Стром прислушался к себе: ничего не болело, сердце билось размеренно.

Тишина. Транквиллор в положении «Полный покой». А покоя нет.

Он нащупал сенсор хранителя. Высветилась вязь абсолютограмм. Все зеленые: организм в норме. Казалось бы, к чему думать о здоровье, если жизнь, по существу, кончилась? Какая разница, когда умереть — через двадцать лет или сегодня, — ведь ничего полезного для людей он уже не совершит. Да и разочаровался он в людях. Вымерли они, что ли, остались одни людишки…

И не внове для него это тягостное чувство. Так что же ты разволновался, Стром? Предчувствуешь надвигающуюся беду? Но подумай сам: большей беды, чем та, что постигла тебя, не существует!

Стром выпил глоток бенты, решил было включить гипнос, но передумал.

Покряхтывая, встал, потер онемевшую поясницу. Подошел к стене, мысленно задал зеркальное отражение, всмотрелся.

Перед ним стоял Стром-двойник, глядел в упор, изучающе, недружелюбно.

Аскетическое, с глубокими, словно вырубленными, складками около тонких, бесцветных губ лицо, желтая пергаментная кожа туго обтягивает острые скулы.

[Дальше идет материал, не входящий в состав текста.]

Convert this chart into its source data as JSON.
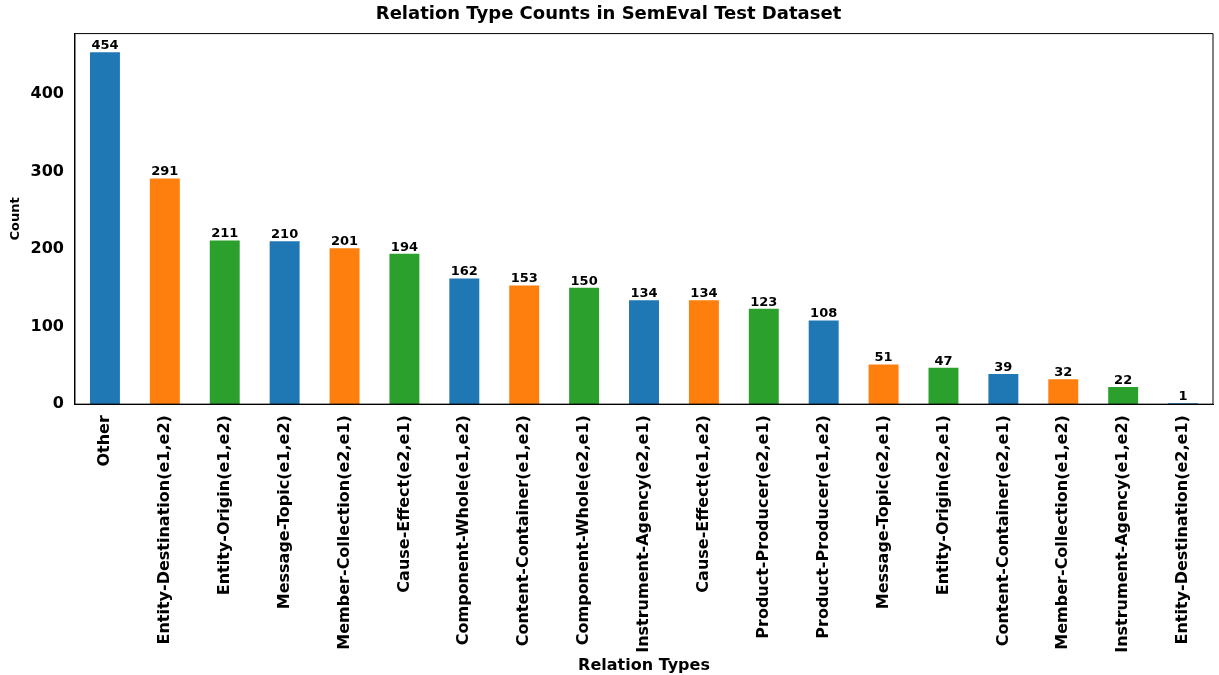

Под глазами мешки, а сами глаза васильковой синевы, не успевшие отцвесть, помутнеть. Волосы серые, с тусклым отливом. Высокий лоб с пролысинами.

Сросшиеся клочковатые брови. Морщины.

— Паршиво выглядишь, — брезгливо сказал Стром, — Никогда не был красавцем, но сейчас… Мумия, ожившая мумия! Смотреть тошно. Ну, что уставился? Пошел вон!

Стром вышвырнул двойника, а стене приказал распахнуться настежь. Открылось усеянное звездами, еще не начавшее светлеть небо.

С изначальной остротой он ощутил отчаяние.

«Боже, куда меня занесло! Зачем? Кому нужно мое одиночество?» Душу пронзало нелепое, карикатурное нагромождение светил. Напрасно искать в нем Эллипс, Добрую стаю, Дельту — их нет… Вернее есть, но изуродованные до неузнаваемости непривычным ракурсом. Мешанину звезд пытались отождествлять с созвездиями Мира, но привычные названия звучали кощунственно, как если бы святым словом «мать» удостоили ненавистную мачеху. Оттого и отпали, не прижившись, имена-фальшивки, оставив после себя шрамы — кодовые сочетания букв и цифр, не вызывающие эмоций.